Turandot – Centenario della morte di Puccini – Teatro alla Scala

Nationality:
Italy
Client company:
Teatro alla Scala
Organising company:
D-Wok
Year:
2024

The Event

A new production of Turandot at La Scala. An hybrid between real and virtual, constructed scenes, digital video and performances where chorus, singers, and mimes created an exciting hi-tech show.

To celebrate the centenary of Puccini’s death, the Teatro alla Scala commissioned us to create a new staging for Turandot. The show mixed real and digital: we drawn different impressive scenes (an early 20th century Beijing, the hall of the royal palace, an opium den, a suspended bridge) which were enhanced with a large LED screen with virtual scenes, and a transparent circular screen simulating a large 3D sphere. Perfomance’s direction mixed break dance, animated puppets and choreographies together with the actions of the opera singers and the 80-person choir. At the point where Puccini died while writing the opera, the show stopped: audience and performers on stage honoured the Master by lighting thousands of candles. Davide Livermore, D-Wok’s partner and artistic director curated the direction, the virtual and real scenes were designed by Peronetti, Livermore and Cucco, while the video direction was curated by Paolo Gep Cucco, D-Wok’s partner and creative director.

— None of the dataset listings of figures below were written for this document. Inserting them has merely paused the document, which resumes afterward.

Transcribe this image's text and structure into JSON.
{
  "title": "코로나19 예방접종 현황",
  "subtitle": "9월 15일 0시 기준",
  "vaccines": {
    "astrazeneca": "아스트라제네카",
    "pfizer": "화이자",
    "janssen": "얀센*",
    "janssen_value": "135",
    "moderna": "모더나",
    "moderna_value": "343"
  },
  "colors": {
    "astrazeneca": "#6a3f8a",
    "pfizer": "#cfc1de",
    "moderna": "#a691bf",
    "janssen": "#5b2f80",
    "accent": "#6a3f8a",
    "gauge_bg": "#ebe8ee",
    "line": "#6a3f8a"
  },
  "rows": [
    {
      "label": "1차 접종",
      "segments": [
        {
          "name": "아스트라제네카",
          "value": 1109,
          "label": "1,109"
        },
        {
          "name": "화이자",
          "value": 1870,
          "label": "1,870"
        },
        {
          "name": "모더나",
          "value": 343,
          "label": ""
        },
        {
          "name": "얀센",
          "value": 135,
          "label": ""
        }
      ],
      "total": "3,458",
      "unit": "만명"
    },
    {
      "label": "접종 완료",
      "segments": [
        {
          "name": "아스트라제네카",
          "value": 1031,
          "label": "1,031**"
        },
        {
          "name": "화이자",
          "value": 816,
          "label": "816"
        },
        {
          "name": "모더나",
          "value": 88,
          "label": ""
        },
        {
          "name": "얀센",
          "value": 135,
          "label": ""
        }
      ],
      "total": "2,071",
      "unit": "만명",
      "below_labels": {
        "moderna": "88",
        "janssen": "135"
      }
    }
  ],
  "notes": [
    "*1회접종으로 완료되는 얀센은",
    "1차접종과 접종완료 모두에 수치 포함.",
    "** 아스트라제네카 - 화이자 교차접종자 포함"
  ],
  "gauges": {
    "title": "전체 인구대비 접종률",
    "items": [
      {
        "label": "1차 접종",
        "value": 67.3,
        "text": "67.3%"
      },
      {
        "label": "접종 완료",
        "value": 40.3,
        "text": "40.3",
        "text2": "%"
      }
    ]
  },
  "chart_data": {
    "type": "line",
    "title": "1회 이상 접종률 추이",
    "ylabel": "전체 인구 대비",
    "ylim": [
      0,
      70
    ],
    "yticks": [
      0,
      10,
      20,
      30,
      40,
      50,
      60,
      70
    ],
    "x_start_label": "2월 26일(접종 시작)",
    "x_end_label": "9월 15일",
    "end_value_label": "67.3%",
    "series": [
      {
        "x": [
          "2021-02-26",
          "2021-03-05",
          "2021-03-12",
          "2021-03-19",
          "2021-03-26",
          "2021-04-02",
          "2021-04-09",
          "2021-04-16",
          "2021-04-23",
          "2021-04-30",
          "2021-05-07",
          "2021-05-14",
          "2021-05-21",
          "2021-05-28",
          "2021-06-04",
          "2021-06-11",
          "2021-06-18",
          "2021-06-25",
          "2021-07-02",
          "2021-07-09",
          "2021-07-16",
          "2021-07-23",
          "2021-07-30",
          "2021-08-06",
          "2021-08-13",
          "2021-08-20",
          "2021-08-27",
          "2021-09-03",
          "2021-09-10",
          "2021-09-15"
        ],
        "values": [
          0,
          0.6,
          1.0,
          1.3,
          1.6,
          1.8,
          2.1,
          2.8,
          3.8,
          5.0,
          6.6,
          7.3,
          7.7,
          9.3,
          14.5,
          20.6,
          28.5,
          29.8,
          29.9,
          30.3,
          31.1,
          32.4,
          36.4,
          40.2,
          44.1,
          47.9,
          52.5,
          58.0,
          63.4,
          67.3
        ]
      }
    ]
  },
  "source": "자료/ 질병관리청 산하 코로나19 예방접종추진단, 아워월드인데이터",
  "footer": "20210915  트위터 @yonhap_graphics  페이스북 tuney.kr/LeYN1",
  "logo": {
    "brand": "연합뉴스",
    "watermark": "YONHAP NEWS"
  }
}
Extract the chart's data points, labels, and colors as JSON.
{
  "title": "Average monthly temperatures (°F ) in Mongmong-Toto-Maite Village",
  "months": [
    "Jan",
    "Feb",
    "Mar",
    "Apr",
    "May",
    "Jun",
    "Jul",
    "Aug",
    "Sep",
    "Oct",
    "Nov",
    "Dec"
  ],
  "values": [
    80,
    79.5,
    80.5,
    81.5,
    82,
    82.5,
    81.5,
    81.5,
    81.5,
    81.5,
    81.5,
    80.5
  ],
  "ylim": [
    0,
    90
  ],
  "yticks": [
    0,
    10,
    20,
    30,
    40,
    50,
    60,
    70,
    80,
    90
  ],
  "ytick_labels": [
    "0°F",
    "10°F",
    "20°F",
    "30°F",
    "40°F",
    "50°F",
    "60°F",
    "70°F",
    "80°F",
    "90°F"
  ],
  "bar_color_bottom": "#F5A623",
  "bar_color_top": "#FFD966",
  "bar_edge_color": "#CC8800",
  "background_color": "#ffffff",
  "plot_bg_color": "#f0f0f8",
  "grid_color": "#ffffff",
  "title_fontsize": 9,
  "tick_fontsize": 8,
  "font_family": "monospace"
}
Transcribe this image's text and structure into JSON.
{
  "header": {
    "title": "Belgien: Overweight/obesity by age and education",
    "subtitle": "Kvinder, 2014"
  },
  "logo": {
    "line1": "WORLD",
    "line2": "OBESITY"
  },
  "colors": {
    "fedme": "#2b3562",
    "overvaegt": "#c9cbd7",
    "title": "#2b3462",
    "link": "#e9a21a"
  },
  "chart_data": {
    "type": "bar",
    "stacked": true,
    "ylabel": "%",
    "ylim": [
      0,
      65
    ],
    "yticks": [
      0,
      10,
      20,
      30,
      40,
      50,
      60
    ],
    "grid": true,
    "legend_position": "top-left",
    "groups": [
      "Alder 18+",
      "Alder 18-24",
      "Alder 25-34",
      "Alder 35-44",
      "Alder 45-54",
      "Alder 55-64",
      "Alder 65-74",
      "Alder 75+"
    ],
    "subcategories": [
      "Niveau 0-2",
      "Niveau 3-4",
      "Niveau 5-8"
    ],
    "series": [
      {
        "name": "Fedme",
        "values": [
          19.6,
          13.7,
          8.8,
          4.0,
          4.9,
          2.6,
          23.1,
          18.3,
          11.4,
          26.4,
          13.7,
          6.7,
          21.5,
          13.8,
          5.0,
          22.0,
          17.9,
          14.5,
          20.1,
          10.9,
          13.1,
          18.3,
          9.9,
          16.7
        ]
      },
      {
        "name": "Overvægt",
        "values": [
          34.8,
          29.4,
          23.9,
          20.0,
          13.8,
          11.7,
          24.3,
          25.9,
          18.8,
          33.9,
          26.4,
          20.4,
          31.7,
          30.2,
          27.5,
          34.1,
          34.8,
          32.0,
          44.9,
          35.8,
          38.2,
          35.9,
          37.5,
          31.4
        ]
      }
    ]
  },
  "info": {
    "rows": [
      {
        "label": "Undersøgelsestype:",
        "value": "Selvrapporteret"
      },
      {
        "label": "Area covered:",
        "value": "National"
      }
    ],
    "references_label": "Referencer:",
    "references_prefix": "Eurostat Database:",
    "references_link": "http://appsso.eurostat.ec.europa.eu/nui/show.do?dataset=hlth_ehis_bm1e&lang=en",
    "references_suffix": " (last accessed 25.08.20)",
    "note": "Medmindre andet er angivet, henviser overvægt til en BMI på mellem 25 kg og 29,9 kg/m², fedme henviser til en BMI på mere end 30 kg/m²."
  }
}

Turandot is one of the most performed operas in the world: for this centenary edition La Scala wanted a unique, spectacular and innovative staging. Once again D-Wok creative team was called upon to realise and direct a hybrid show between real and virtual: the imaginary was developed using AI to create a world halfway between Blade Runner and manga, while digital scene multiplied the depths of the city by changing its light, colour and texture. Thanks to a sophisticated 3D video creation technique, the circular see-through LED looked incredibly spherical: sometimes internal thought, sometimes naturalistic element, sometimes digital effect, the sphere has become a phantasmagorical microworld, almost a digital storyteller. Livermore’s directorial idea to stage Lou Ling, Turandot’s ava, as a possession that guides the protagonist’s actions, has become the key to interpreting Puccini’s fairytale world revisited in a hi-tech key.